Much commented on in the U.S. media is a rambling reference Morsi makes in the Time interview to the Sci-Fi kitsch classic, Planet of the Apes. Morsi compares what is happening in Egypt today to the struggle between a subjugated human played by Charleston Heston and his Ape masters in a post-apocalyptic world. Regardless of the intended meaning behind the confused analogy, it is a clever piece of public relations. It is Morsi attempting to bridge the gap with the American public, to remind them that this bearded, bespectacled, card-carrying member of the Muslim Brotherhood is also a U.S. educated engineer who received his degree from the University of Southern California, lived and worked in the States, fathered a couple of U.S.-born children, and apparently watched his fair share of cult classic movies. By sharing a reference to the ‘Planet of the Apes’, he clearly hopes to score a point on relatability.      

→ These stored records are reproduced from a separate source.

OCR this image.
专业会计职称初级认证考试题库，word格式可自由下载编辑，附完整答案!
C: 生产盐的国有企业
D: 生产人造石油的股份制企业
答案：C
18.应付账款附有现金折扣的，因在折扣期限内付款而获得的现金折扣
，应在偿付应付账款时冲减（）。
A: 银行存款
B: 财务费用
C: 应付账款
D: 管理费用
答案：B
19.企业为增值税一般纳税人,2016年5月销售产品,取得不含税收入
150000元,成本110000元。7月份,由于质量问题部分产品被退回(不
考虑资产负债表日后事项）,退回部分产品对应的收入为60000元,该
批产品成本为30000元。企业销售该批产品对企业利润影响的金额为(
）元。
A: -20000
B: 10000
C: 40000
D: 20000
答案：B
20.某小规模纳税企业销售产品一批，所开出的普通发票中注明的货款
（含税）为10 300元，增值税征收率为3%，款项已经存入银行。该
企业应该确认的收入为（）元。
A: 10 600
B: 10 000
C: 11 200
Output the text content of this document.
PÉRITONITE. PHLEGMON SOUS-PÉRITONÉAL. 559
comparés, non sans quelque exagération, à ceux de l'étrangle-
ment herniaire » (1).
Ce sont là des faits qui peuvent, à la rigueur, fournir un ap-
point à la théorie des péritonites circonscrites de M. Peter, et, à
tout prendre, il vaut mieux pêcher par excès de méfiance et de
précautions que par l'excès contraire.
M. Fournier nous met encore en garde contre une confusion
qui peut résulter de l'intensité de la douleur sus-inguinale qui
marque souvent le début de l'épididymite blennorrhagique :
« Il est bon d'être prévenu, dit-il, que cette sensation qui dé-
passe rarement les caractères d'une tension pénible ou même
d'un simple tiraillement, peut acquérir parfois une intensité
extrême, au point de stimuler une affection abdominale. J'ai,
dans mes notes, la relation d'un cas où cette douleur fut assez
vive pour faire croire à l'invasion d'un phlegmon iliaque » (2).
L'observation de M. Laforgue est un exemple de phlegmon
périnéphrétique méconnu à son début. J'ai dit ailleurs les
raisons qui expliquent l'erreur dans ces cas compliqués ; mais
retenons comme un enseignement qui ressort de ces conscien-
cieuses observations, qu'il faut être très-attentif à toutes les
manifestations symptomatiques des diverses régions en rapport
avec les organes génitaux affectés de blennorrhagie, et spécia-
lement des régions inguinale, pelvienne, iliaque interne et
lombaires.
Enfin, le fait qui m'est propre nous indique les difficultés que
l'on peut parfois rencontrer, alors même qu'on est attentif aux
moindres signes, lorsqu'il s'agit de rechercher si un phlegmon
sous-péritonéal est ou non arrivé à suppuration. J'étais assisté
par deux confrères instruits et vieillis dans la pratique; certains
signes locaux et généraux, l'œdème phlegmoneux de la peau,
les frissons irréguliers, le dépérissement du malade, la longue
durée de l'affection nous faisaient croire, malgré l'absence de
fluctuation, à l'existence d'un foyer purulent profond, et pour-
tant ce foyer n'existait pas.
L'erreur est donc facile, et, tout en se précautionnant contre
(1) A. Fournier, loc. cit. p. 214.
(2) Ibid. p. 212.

Are the Obama administration and the U.S. media buying this? Why is criticism of Morsi’s overreach so muted? Is it that he was democratically elected, by all accounts? Or that his role in brokering the Israeli-Hamas truce has earned him residual good will? Or is there a darker scenario at play?
In Egypt, of course, conspiracy theories rule. The Sinai hypothesis, if you can call it that, has been floating around since summer, but now it is no longer being dismissed as preposterous. According to the conspiracy theory, there are secret negotiations to cede territory from the Sinai, Egyptian territory, as part of a U.S.-sponsored master-plan resolution to the Israeli/Palestinian conflict.
The Egyptian press, still largely dominated by anti-Islamist Nasserists or liberals, is mute or muzzled when it comes to this particularly treacherous scenario. Several editors, journalists and television personalities have seen their careers ended abruptly in recent weeks. One television chat show host closed her final episode days ago with a lamentation over the death of democracy, holding her own funeral shroud up in her arms.
Forget the Planet of the Apes. Watch the Sinai.